This includes (according the the previous description):

* TCP_REPAIR sockoption

This one just puts the socket in/out of the repair mode.
Allowed for CAP_NET_ADMIN and for closed/establised sockets only.
When repair mode is turned off and the socket happens to be in
the established state the window probe is sent to the peer to
'unlock' the connection.

* TCP_REPAIR_QUEUE sockoption

This one sets the queue which we're about to repair.

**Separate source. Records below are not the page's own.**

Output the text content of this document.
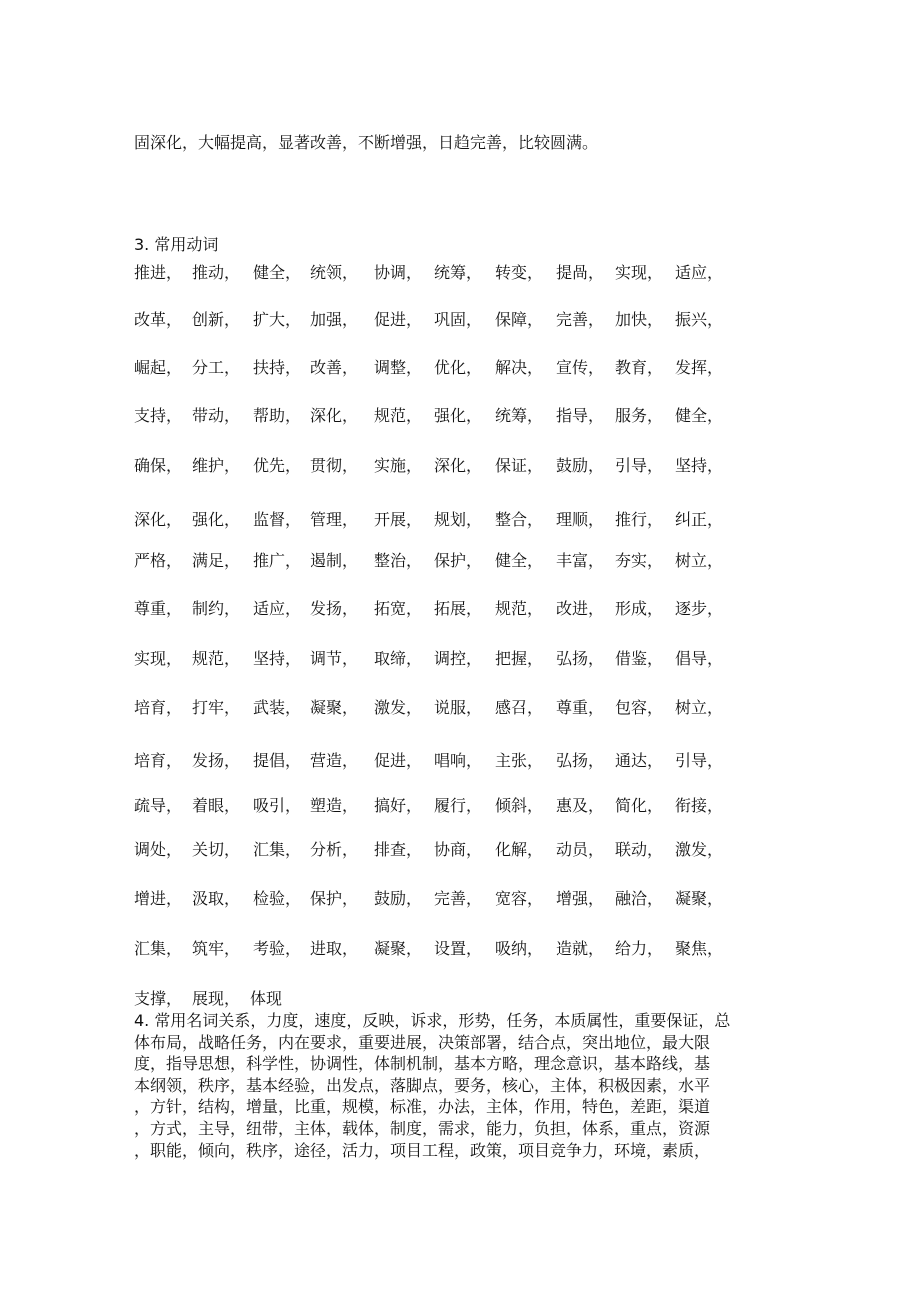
固深化，大幅提高，显著改善，不断增强，日趋完善，比较圆满。
3. 常用动词
推进， 推动， 健全， 统领， 协调， 统筹， 转变， 提咼， 实现， 适应，
改革， 创新， 扩大， 加强， 促进， 巩固， 保障， 完善， 加快， 振兴，
崛起， 分工， 扶持， 改善， 调整， 优化， 解决， 宣传， 教育， 发挥，
支持， 带动， 帮助， 深化， 规范， 强化， 统筹， 指导， 服务， 健全，
确保， 维护， 优先， 贯彻， 实施， 深化， 保证， 鼓励， 引导， 坚持，
深化， 强化， 监督， 管理， 开展， 规划， 整合， 理顺， 推行， 纠正，
严格， 满足， 推广， 遏制， 整治， 保护， 健全， 丰富， 夯实， 树立，
尊重， 制约， 适应， 发扬， 拓宽， 拓展， 规范， 改进， 形成， 逐步，
实现， 规范， 坚持， 调节， 取缔， 调控， 把握， 弘扬， 借鉴， 倡导，
培育， 打牢， 武装， 凝聚， 激发， 说服， 感召， 尊重， 包容， 树立，
培育， 发扬， 提倡， 营造， 促进， 唱响， 主张， 弘扬， 通达， 引导，
疏导， 着眼， 吸引， 塑造， 搞好， 履行， 倾斜， 惠及， 简化， 衔接，
调处， 关切， 汇集， 分析， 排查， 协商， 化解， 动员， 联动， 激发，
增进， 汲取， 检验， 保护， 鼓励， 完善， 宽容， 增强， 融洽， 凝聚，
汇集， 筑牢， 考验， 进取， 凝聚， 设置， 吸纳， 造就， 给力， 聚焦，
支撑， 展现， 体现
4. 常用名词关系，力度，速度，反映，诉求，形势，任务，本质属性，重要保证，总
体布局，战略任务，内在要求，重要进展，决策部署，结合点，突出地位，最大限
度，指导思想，科学性，协调性，体制机制，基本方略，理念意识，基本路线，基
本纲领，秩序，基本经验，出发点，落脚点，要务，核心，主体，积极因素，水平
，方针，结构，增量，比重，规模，标准，办法，主体，作用，特色，差距，渠道
，方式，主导，纽带，主体，载体，制度，需求，能力，负担，体系，重点，资源
，职能，倾向，秩序，途径，活力，项目工程，政策，项目竞争力，环境，素质，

The
'no-queue' is set by default.

* TCP_QUEUE_SEQ socoption

Sets the write_seq/rcv_nxt of a selected repaired queue.
Allowed for TCP_CLOSE-d sockets only. When the socket changes
its state the other seq-s are changed by the kernel according
to the protocol rules (most of the existing code is actually
reused).

* Ability to forcibly bind a socket to a port

The sk->sk_reuse is set to SK_FORCE_REUSE.

* Immediate connect modification

The connect syscall initializes the connection, then directly jumps
to the code which finalizes it.

* Silent close modification

The close just aborts the connection (similar to SO_LINGER with 0
time) but without sending any FIN/RST-s to peer.

Signed-off-by: Pavel Emelyanov <xemul@parallels.com>
---
 include/linux/tcp.h   |   14 +++++++++-
 include/net/tcp.h     |    2 +
 net/ipv4/tcp.c        |   68 ++++++++++++++++++++++++++++++++++++++++++++++++-
 net/ipv4/tcp_ipv4.c   |   19 +++++++++++--
 net/ipv4/tcp_output.c |   16 +++++++++--
 5 files changed, 111 insertions(+), 8 deletions(-)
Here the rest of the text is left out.